= James Gaffney (politician) =

Australian politician

James Joseph Gaffney (29 March 1853 - 25 June 1913) was an Australian politician. He was a member of the Tasmanian House of Assembly from 1899 to 1903, representing the electorate of Lyell.

He was born in Launceston, Tasmania, and raised at Westbury and Deloraine. As an adult, he moved to Waratah, where he worked at Mount Bischoff before going into business for himself. He later sold his Waratah enterprises and moved to Strahan, where he was a hotelkeeper and merchant. He was chairman of the town board and master warden of the marine board at Strahan, and was a long-serving member of both institutions. The Launceston Examiner said of Gaffney that "there is no name better known on the West Coast".

In 1899, he was elected to the Tasmanian House of Assembly as the member for Lyell. In 1903, he was initially reported to be intending to retire, but then decided to contest the seat of Queenstown instead. His re-election campaign ended abruptly in March when his nomination was refused on account of an informality.

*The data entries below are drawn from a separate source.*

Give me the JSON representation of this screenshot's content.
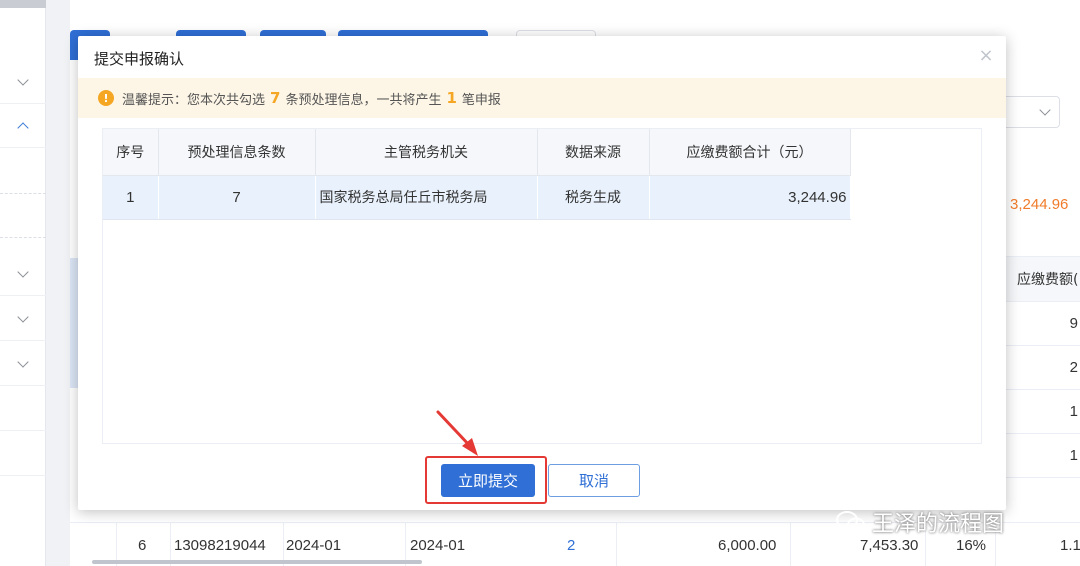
{
  "background": {
    "total_amount": "3,244.96",
    "column_header": "应缴费额(",
    "column_values": [
      "9",
      "2",
      "1",
      "1"
    ],
    "bottom_row": {
      "index": "6",
      "id": "13098219044",
      "period_start": "2024-01",
      "period_end": "2024-01",
      "link_count": "2",
      "amount": "6,000.00",
      "amount2": "7,453.30",
      "rate": "16%",
      "tail": "1.1"
    }
  },
  "dialog": {
    "title": "提交申报确认",
    "notice": {
      "prefix": "温馨提示：您本次共勾选",
      "selected_count": "7",
      "middle": "条预处理信息，一共将产生",
      "report_count": "1",
      "suffix": "笔申报"
    },
    "table": {
      "columns": [
        "序号",
        "预处理信息条数",
        "主管税务机关",
        "数据来源",
        "应缴费额合计（元）"
      ],
      "rows": [
        {
          "index": "1",
          "count": "7",
          "authority": "国家税务总局任丘市税务局",
          "source": "税务生成",
          "total": "3,244.96"
        }
      ]
    },
    "submit_label": "立即提交",
    "cancel_label": "取消"
  },
  "watermark": "王泽的流程图",
  "colors": {
    "primary": "#2f6fd6",
    "warning": "#f5a623",
    "highlight_box": "#e53935",
    "amount_orange": "#f07b2a"
  }
}
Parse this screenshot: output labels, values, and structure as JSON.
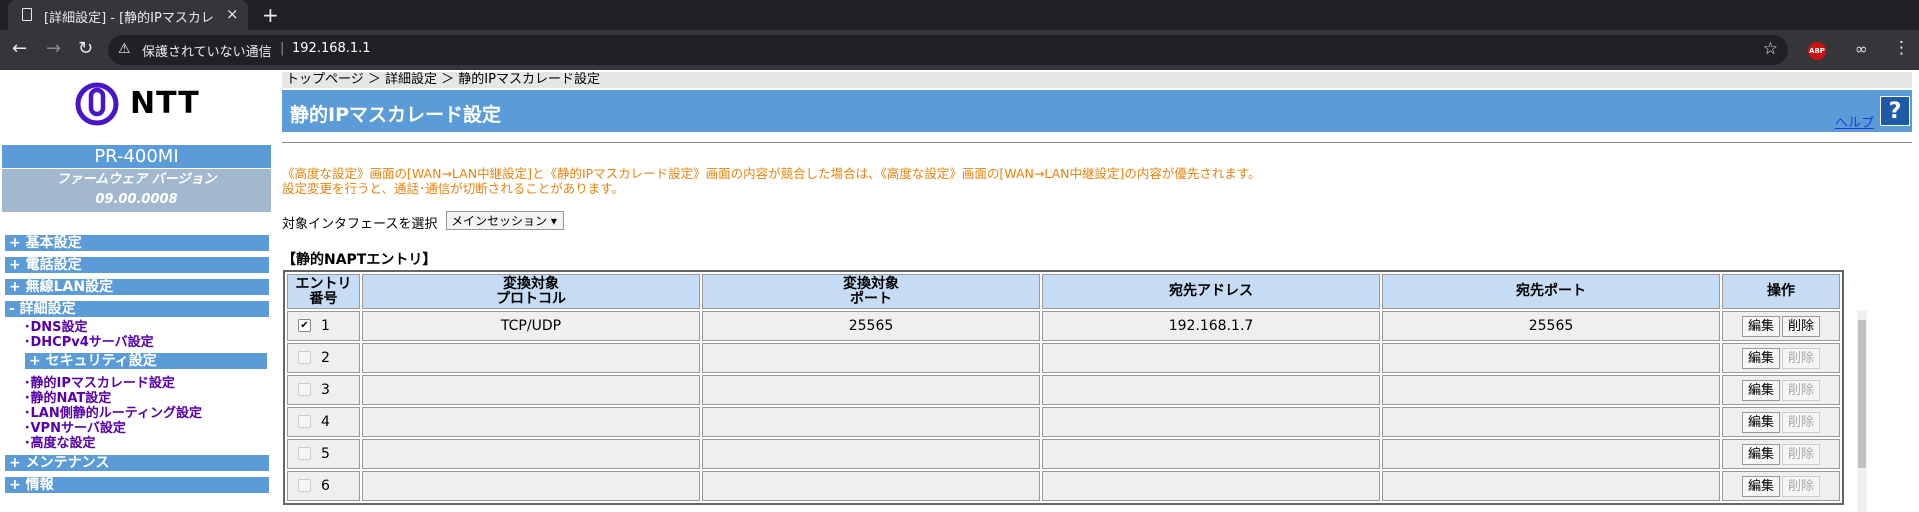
{
  "browser": {
    "tab_title": "[詳細設定] - [静的IPマスカレ",
    "tab_close": "×",
    "new_tab": "+",
    "security_text": "保護されていない通信",
    "url": "192.168.1.1",
    "abp_badge": "ABP"
  },
  "sidebar": {
    "logo_text": "NTT",
    "model": "PR-400MI",
    "firmware_label": "ファームウェア バージョン",
    "firmware_version": "09.00.0008",
    "menu": [
      {
        "label": "+ 基本設定"
      },
      {
        "label": "+ 電話設定"
      },
      {
        "label": "+ 無線LAN設定"
      },
      {
        "label": "- 詳細設定"
      }
    ],
    "advanced_items_1": [
      "･DNS設定",
      "･DHCPv4サーバ設定"
    ],
    "security_sub": "+ セキュリティ設定",
    "advanced_items_2": [
      "･静的IPマスカレード設定",
      "･静的NAT設定",
      "･LAN側静的ルーティング設定",
      "･VPNサーバ設定",
      "･高度な設定"
    ],
    "menu_bottom": [
      {
        "label": "+ メンテナンス"
      },
      {
        "label": "+ 情報"
      }
    ]
  },
  "main": {
    "breadcrumb": "トップページ ＞ 詳細設定 ＞ 静的IPマスカレード設定",
    "title": "静的IPマスカレード設定",
    "help_link": "ヘルプ",
    "help_icon": "?",
    "notice_line1": "《高度な設定》画面の[WAN→LAN中継設定]と《静的IPマスカレード設定》画面の内容が競合した場合は、《高度な設定》画面の[WAN→LAN中継設定]の内容が優先されます。",
    "notice_line2": "設定変更を行うと、通話･通信が切断されることがあります。",
    "interface_label": "対象インタフェースを選択",
    "interface_value": "メインセッション ▾",
    "section_title": "【静的NAPTエントリ】",
    "table": {
      "headers": {
        "entry_line1": "エントリ",
        "entry_line2": "番号",
        "protocol_line1": "変換対象",
        "protocol_line2": "プロトコル",
        "port_line1": "変換対象",
        "port_line2": "ポート",
        "dest_addr": "宛先アドレス",
        "dest_port": "宛先ポート",
        "ops": "操作"
      },
      "rows": [
        {
          "num": "1",
          "checked": "✔",
          "protocol": "TCP/UDP",
          "port": "25565",
          "dest_addr": "192.168.1.7",
          "dest_port": "25565",
          "edit": "編集",
          "delete": "削除"
        },
        {
          "num": "2",
          "checked": "",
          "protocol": "",
          "port": "",
          "dest_addr": "",
          "dest_port": "",
          "edit": "編集",
          "delete": "削除"
        },
        {
          "num": "3",
          "checked": "",
          "protocol": "",
          "port": "",
          "dest_addr": "",
          "dest_port": "",
          "edit": "編集",
          "delete": "削除"
        },
        {
          "num": "4",
          "checked": "",
          "protocol": "",
          "port": "",
          "dest_addr": "",
          "dest_port": "",
          "edit": "編集",
          "delete": "削除"
        },
        {
          "num": "5",
          "checked": "",
          "protocol": "",
          "port": "",
          "dest_addr": "",
          "dest_port": "",
          "edit": "編集",
          "delete": "削除"
        },
        {
          "num": "6",
          "checked": "",
          "protocol": "",
          "port": "",
          "dest_addr": "",
          "dest_port": "",
          "edit": "編集",
          "delete": "削除"
        }
      ]
    }
  }
}
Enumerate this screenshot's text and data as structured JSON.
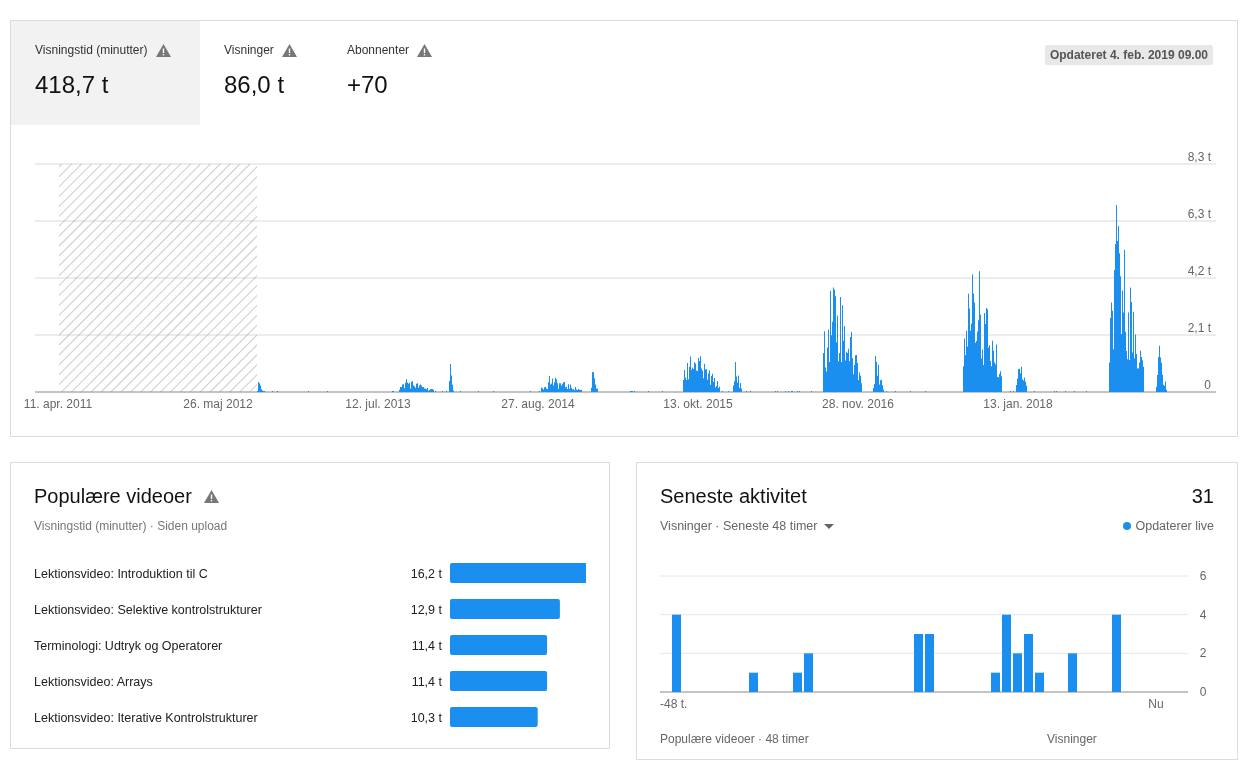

He was subsequently nominated to contest the 1903 federal election in the Australian House of Representatives seat of Darwin, held by the Labor MP King O'Malley. He was nominated as an independent, supporting free trade and opposing the Edmund Barton government. However, after reports that his campaign was floundering, he withdrew from the race on 10 December - six days before the election - and endorsed the anti-Labor rival and Protectionist Party candidate James Brickhill, though he formally remained on the ballot.

He died at St Margaret's Hospital in Launceston in 1913; his funeral was held in Hobart.